Ma il negazionismo ha approfittato subito di questa possibilità. ‘Genocidio ruandese’, alla pari di itsembatsemba e itsembabwoko, spiega il discorso negazionista, designa sia i massacri degli Hutu (da parte del FPR) che i massacri dei Tutsi. La teoria del doppio genocidio trova dunque espressione nei termini scelti e promossi all'interno stesso del Ruanda. Oggi è diventato quasi impossibile usare itsembatsemba per designare il genocidio dei Tutsi perché la teoria del doppio genocidio ha investito questo termine di un altro significato.

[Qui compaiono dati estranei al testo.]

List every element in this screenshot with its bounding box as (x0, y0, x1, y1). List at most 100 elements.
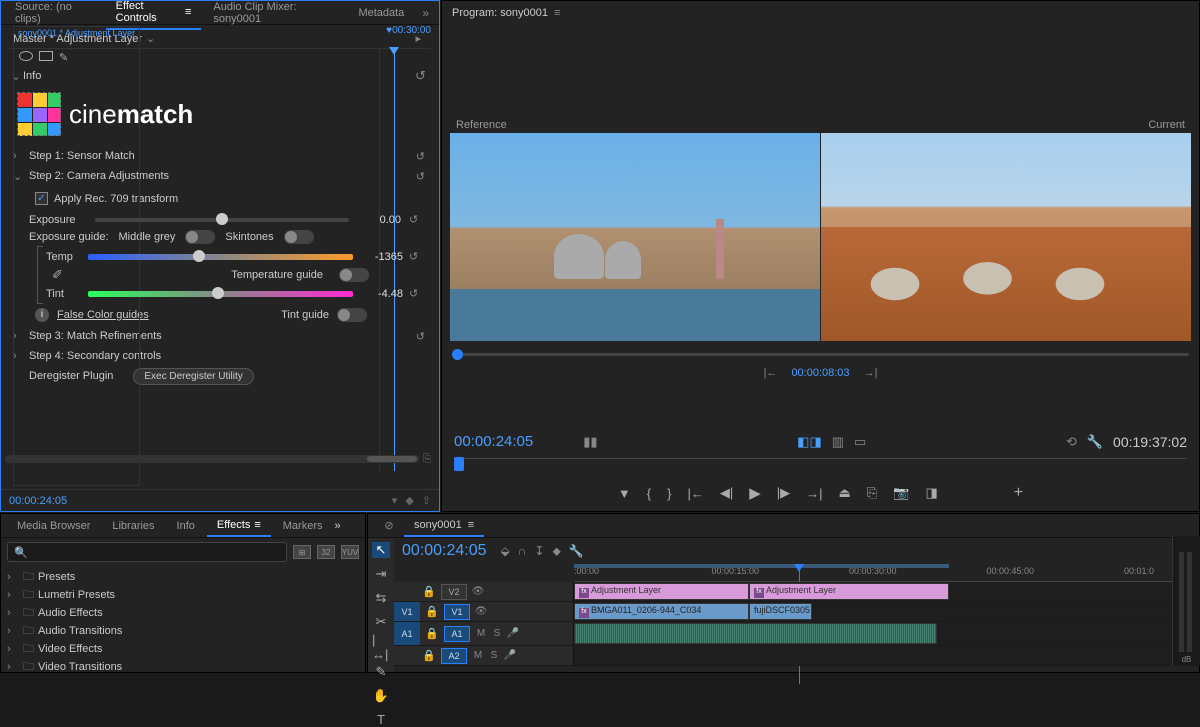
fx-badge-32bit-icon[interactable]: 32 (317, 545, 335, 559)
slip-tool-icon[interactable]: |↔| (372, 638, 390, 656)
eye-icon[interactable]: 👁 (473, 606, 489, 617)
selection-tool-icon[interactable]: ↖ (372, 542, 390, 558)
tree-item-presets[interactable]: ›🗀Presets (7, 568, 359, 586)
razor-tool-icon[interactable]: ✂ (372, 614, 390, 630)
tint-slider[interactable] (88, 291, 353, 297)
tab-metadata[interactable]: Metadata (348, 3, 414, 23)
tree-item-audio-trans[interactable]: ›🗀Audio Transitions (7, 622, 359, 640)
eyedropper-icon[interactable]: ✐ (52, 267, 68, 283)
lift-icon[interactable]: ⏏ (839, 485, 851, 501)
lock-icon[interactable]: 🔒 (423, 605, 441, 618)
reset-icon[interactable]: ↺ (409, 287, 425, 300)
go-to-in-icon[interactable]: |← (764, 367, 778, 379)
add-marker-icon[interactable]: ⬥ (552, 544, 560, 559)
play-icon[interactable]: ▶ (749, 484, 761, 502)
fit-icon[interactable]: ▮▮ (583, 434, 597, 450)
temp-thumb[interactable] (193, 250, 205, 262)
current-view[interactable] (821, 133, 1191, 341)
go-to-in-icon[interactable]: |← (687, 486, 703, 501)
program-timecode[interactable]: 00:00:24:05 (454, 433, 533, 450)
tab-libraries[interactable]: Libraries (102, 516, 164, 536)
track-v2-lane[interactable]: fxAdjustment Layer fxAdjustment Layer (574, 582, 1199, 601)
mark-out-icon[interactable]: } (667, 486, 671, 501)
no-seq-icon[interactable]: ⊘ (374, 519, 404, 532)
button-editor-icon[interactable]: + (1014, 484, 1023, 502)
add-marker-icon[interactable]: ▼ (618, 486, 631, 501)
tab-effects[interactable]: Effects≡ (207, 515, 271, 537)
step-fwd-icon[interactable]: |▶ (777, 485, 790, 501)
solo-icon[interactable]: S (489, 628, 505, 639)
settings-icon[interactable]: 🔧 (569, 544, 584, 559)
work-area-bar[interactable] (574, 564, 949, 568)
temp-guide-toggle[interactable] (339, 268, 369, 282)
panel-overflow-icon[interactable]: » (335, 520, 341, 532)
track-a1-lane[interactable] (574, 622, 1199, 645)
marker-icon[interactable]: ↧ (534, 544, 544, 559)
voiceover-icon[interactable]: 🎤 (505, 628, 521, 639)
panel-menu-icon[interactable]: ≡ (185, 6, 191, 18)
panel-overflow-icon[interactable]: » (416, 6, 435, 20)
filter-icon[interactable]: ▾ (392, 494, 398, 507)
panel-menu-icon[interactable]: ≡ (554, 7, 560, 19)
track-target-v2[interactable]: V2 (441, 584, 467, 600)
timeline-ruler[interactable]: :00:00 00:00:15:00 00:00:30:00 00:00:45:… (574, 564, 1199, 582)
tab-media-browser[interactable]: Media Browser (7, 516, 100, 536)
reference-view[interactable] (450, 133, 820, 341)
effects-search-input[interactable]: 🔍 (7, 542, 287, 562)
clip-adjustment-1[interactable]: fxAdjustment Layer (574, 583, 749, 600)
temp-value[interactable]: -1365 (359, 251, 403, 263)
panel-menu-icon[interactable]: ≡ (468, 519, 474, 531)
loop-icon[interactable]: ⟲ (1066, 434, 1077, 450)
clip-video-2[interactable]: fujiDSCF0305 (749, 603, 812, 620)
mark-in-icon[interactable]: { (647, 486, 651, 501)
program-ruler[interactable] (454, 458, 1187, 474)
track-target-a1[interactable]: A1 (444, 626, 470, 642)
program-scrubber[interactable] (452, 347, 1189, 361)
comparison-icon[interactable]: ◨ (925, 485, 937, 501)
keyframe-nav-icon[interactable]: ◆ (405, 494, 413, 507)
hand-tool-icon[interactable]: ✋ (372, 688, 390, 704)
compare-full-icon[interactable]: ▭ (854, 434, 866, 450)
source-patch-a1[interactable]: A1 (394, 622, 420, 645)
lock-icon[interactable]: 🔒 (420, 649, 438, 662)
tint-thumb[interactable] (212, 287, 224, 299)
voiceover-icon[interactable]: 🎤 (502, 650, 518, 661)
clip-video-1[interactable]: fxBMGA011_0206-944_C034 (574, 603, 749, 620)
exposure-thumb[interactable] (216, 213, 228, 225)
temp-slider[interactable] (88, 254, 353, 260)
fx-badge-yuv-icon[interactable]: YUV (341, 545, 359, 559)
fx-badge-accelerated-icon[interactable]: ⊞ (293, 545, 311, 559)
reset-icon[interactable]: ↺ (409, 250, 425, 263)
chevron-down-icon[interactable]: ⌄ (146, 32, 155, 45)
tree-item-video-trans[interactable]: ›🗀Video Transitions (7, 658, 359, 676)
lock-icon[interactable]: 🔒 (423, 627, 441, 640)
mute-icon[interactable]: M (473, 628, 489, 639)
compare-side-icon[interactable]: ◧◨ (797, 434, 822, 450)
mute-icon[interactable]: M (470, 650, 486, 661)
tree-item-lumetri[interactable]: ›🗀Lumetri Presets (7, 586, 359, 604)
timeline-timecode[interactable]: 00:00:24:05 (402, 542, 487, 560)
type-tool-icon[interactable]: T (372, 712, 390, 727)
clip-adjustment-2[interactable]: fxAdjustment Layer (749, 583, 949, 600)
extract-icon[interactable]: ⎘ (867, 485, 877, 501)
deregister-button[interactable]: Exec Deregister Utility (133, 368, 253, 385)
program-mini-tc[interactable]: 00:00:08:03 (791, 367, 849, 379)
tab-markers[interactable]: Markers (273, 516, 333, 536)
tab-info[interactable]: Info (167, 516, 205, 536)
go-to-out-icon[interactable]: →| (806, 486, 822, 501)
tree-item-audio-fx[interactable]: ›🗀Audio Effects (7, 604, 359, 622)
scrubber-handle[interactable] (452, 349, 463, 360)
pen-tool-icon[interactable]: ✎ (372, 664, 390, 680)
track-a2-lane[interactable] (574, 646, 1199, 665)
eye-icon[interactable]: 👁 (470, 586, 486, 597)
ripple-tool-icon[interactable]: ⇆ (372, 590, 390, 606)
compare-vertical-icon[interactable]: ▥ (832, 434, 844, 450)
track-target-v1[interactable]: V1 (444, 604, 470, 620)
step-back-icon[interactable]: ◀| (720, 485, 733, 501)
track-select-tool-icon[interactable]: ⇥ (372, 566, 390, 582)
tint-guide-toggle[interactable] (337, 308, 367, 322)
ec-hscroll[interactable]: ⎘ (1, 453, 439, 465)
ec-timecode[interactable]: 00:00:24:05 (9, 495, 67, 507)
exposure-slider[interactable] (95, 218, 349, 222)
panel-menu-icon[interactable]: ≡ (254, 519, 260, 531)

Successivamente si è parlato di “genocidio” (Jenoside in kinyarwanda) senza osare riconoscere a questo termine il significato che ha. Il lavoro degli storici, l'affermazione del potere ruandese e gli attacchi al potere da parte dell'apparato negazionista hanno successivamente portato a precisazioni memorabili. Nel discorso di inaugurazione della Conferenza Internazionale sull'Unità e la Riconciliazione del Ruanda, nel maggio del 2004, il presidente ruandese Paul Kagame ha messo i puntini sulle i. Ha ricordato i fatti all'Assemblea, aggiungendo che molti fra i presenti in sala ne sapevano molto di più di quanto volessero ammettere. Kagame ha distinto nettamente le tre situazioni. “Nel 1994 in Ruanda, dei Ruandesi sono morti con le armi in pugno; noi abbiamo fermato il genocidio, ma non pensate che l’abbiamo fatto cantando o recitando poesie a coloro che trovavamo nell'atto di massacrare; li abbiamo combattuti con le armi e li abbiamo vinti – chiaramente molti sono morti. Poi alcuni nostri militari sono stati condannati a morte e giustiziati per essersi vendicati, violando il divieto formale di vendicarsi. Siamo chiari, i soli massacri sistematici programmati furono quelli commessi nei confronti dei Tutsi, per la sola ragione che erano nati Tutsi. E quando parliamo di genocidio, ha precisato allora il Presidente Kagame, noi parliamo di genocidio dei Tutsi (15). Questo discorso segna una nuova tappa nel modo di parlare del genocidio in Ruanda.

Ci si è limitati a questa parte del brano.